As of now, #4 is on the ancestor shelf in the bookcase in my home office. I'll have a paper sorting day in the near future in which I go through my desk and filing cabinet drawers and I'll deal with #2 then. Numbers 1, 3, and 5 are in my workroom, which is fairly chaotic right now and will be sorted sometime in Spring. I've put away the items in #6 and #7 is ready to be released to the wilds. Number 8 is patiently waiting next to my desk for my full attention. My trash and recycle cans are emptied. The fact that I can see the floor again pleases me to no end. It needs to be scrubbed in a serious way and I will tend to that tomorrow. I had already refreshed and moved some altars, so I've got goddesses watching over my shoulder. And it is good that it is so.

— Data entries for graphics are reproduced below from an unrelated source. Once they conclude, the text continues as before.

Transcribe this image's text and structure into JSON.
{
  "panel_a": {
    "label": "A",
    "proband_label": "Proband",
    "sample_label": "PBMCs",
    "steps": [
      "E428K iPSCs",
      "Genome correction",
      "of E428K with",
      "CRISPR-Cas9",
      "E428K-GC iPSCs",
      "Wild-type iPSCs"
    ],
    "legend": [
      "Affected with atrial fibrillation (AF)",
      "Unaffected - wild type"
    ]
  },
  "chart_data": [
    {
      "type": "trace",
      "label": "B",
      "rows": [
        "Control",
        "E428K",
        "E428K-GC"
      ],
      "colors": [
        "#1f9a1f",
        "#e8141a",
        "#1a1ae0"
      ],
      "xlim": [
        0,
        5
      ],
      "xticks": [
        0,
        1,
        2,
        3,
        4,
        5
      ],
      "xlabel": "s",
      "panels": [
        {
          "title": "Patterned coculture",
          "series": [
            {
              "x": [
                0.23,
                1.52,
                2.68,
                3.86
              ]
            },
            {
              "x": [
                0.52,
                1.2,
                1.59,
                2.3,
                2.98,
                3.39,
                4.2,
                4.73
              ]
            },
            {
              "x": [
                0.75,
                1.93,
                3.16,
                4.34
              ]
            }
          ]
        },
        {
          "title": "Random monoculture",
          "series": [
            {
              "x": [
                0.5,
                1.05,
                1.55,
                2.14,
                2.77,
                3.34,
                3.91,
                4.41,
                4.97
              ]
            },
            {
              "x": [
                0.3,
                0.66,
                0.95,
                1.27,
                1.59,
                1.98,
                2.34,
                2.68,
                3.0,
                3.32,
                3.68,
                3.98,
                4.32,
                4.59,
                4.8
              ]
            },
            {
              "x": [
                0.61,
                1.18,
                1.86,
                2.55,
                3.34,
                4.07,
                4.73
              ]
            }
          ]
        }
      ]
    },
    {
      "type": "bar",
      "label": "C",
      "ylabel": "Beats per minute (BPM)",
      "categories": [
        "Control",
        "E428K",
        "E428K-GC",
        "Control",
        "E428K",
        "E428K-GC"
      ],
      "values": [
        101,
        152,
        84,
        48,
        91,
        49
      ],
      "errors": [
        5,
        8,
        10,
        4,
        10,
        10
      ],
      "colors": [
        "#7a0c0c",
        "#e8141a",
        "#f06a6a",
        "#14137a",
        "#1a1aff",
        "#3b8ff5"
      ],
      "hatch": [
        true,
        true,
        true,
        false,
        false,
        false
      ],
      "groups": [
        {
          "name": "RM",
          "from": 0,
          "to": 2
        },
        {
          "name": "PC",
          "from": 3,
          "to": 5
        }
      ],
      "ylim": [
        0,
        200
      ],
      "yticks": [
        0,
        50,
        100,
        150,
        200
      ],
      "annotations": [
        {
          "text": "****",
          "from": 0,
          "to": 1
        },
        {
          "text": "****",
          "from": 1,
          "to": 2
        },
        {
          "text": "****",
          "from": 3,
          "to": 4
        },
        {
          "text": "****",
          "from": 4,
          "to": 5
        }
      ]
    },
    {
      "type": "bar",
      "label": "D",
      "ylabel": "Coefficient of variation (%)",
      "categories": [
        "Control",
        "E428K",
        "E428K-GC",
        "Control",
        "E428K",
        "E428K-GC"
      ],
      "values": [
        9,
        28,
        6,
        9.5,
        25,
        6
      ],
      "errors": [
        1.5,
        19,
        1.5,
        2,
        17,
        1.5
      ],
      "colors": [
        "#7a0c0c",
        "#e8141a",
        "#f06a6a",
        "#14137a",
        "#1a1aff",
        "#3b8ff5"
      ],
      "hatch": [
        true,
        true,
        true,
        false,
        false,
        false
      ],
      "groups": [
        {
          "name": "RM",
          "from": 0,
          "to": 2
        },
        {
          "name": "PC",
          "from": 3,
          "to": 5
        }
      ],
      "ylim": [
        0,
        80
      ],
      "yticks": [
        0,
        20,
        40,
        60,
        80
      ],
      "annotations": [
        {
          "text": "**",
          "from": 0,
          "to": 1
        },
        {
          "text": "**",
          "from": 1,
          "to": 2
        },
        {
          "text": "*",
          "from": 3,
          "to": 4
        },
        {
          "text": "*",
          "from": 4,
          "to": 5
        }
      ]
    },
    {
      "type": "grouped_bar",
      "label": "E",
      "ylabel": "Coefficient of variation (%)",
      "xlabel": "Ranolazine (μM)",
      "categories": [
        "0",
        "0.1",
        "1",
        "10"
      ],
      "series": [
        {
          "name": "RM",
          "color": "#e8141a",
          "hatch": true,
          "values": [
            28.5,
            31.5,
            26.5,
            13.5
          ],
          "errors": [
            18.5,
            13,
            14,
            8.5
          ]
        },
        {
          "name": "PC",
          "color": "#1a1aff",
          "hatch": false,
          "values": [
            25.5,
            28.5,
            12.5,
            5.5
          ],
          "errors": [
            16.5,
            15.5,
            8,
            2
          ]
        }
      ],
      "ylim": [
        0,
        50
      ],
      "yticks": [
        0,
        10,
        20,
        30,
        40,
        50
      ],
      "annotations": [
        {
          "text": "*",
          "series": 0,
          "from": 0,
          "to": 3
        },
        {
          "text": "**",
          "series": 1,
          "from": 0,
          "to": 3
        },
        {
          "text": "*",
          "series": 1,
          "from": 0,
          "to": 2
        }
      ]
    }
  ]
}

I just realized it's starting to feel like a sanctuary again. More work is to be done, like my genealogy projects, but I can do it with a lighter heart. The fact I know where things are again is a huge load off. And not having the hairy beast of Clutterdom lurking in the corner waiting to pounce is also a huge relief. Off now to tidy the kitchen, which shouldn't take long, and take a bath before sleeping. I wonder what dreams will come...

Friday, February 3, 2012

Today's Medicine: Open Heart

I started my morning much like every other morning in my life. I was awakened by a restless dog, who sensed the sunshine behind the blinds, and stumbled downstairs to let both canines out for their morning constitutional. Once inside, I fed them, started my oatmeal, set the tea kettle heating and sat down to read my e-mail and Facebook. I found the link below through a FB friend, and thought to myself, "That looks intriguing." I clicked and waited, not knowing that I was about to experience open heart surgery in a matter of minutes.


Midway I started bawling. After, I sat, tears streaming down my face, even as they are now as I let the emotions evoked from this simple video wash over me. And the most amazing thing for me is how I laugh aloud, even as I cry like a wee babe. It's astonishing how joy can reveal itself.

When I was a child, I would cry like this whenever I saw a clear cut forestland near my home. I couldn't watch documentaries that showed whale's being slaughtered without falling apart from grief. I learned that I would be made fun of if I voiced my tree-hugger attitudes and felt so alone that I let that voice within grow quiet. As I've grown, I've become hardened to the suffering all around me, sometimes more so, sometimes less. It hurt to care too much. And in one moment, that all shifted, and I feel more free than I've felt in ages.

Humans can be so unaware of the life and beauty that is all around. We forget there is value in things that cannot be tamed, ignore that we too are part of the natural world and exploit or ridicule those who have a heart that beats in time with the wild ones, the seen and unseen. We shut away our longing for connection, for understanding, for love and healing. And this was a brutal and gentle reminder that my own heart has been shut away from the things I love about living on this beautiful Mother Earth.

The road back into joy is often not so joyful. But rediscovering my connection to the world around me, to the beauty of the natural world and it's lost human companions, is well worth any pain I feel along the way. My prayer for today? May my heart stay wide open, may my laughter ring with joy and may I remember that, as a wise friend once said, "It's better to be brave than safe."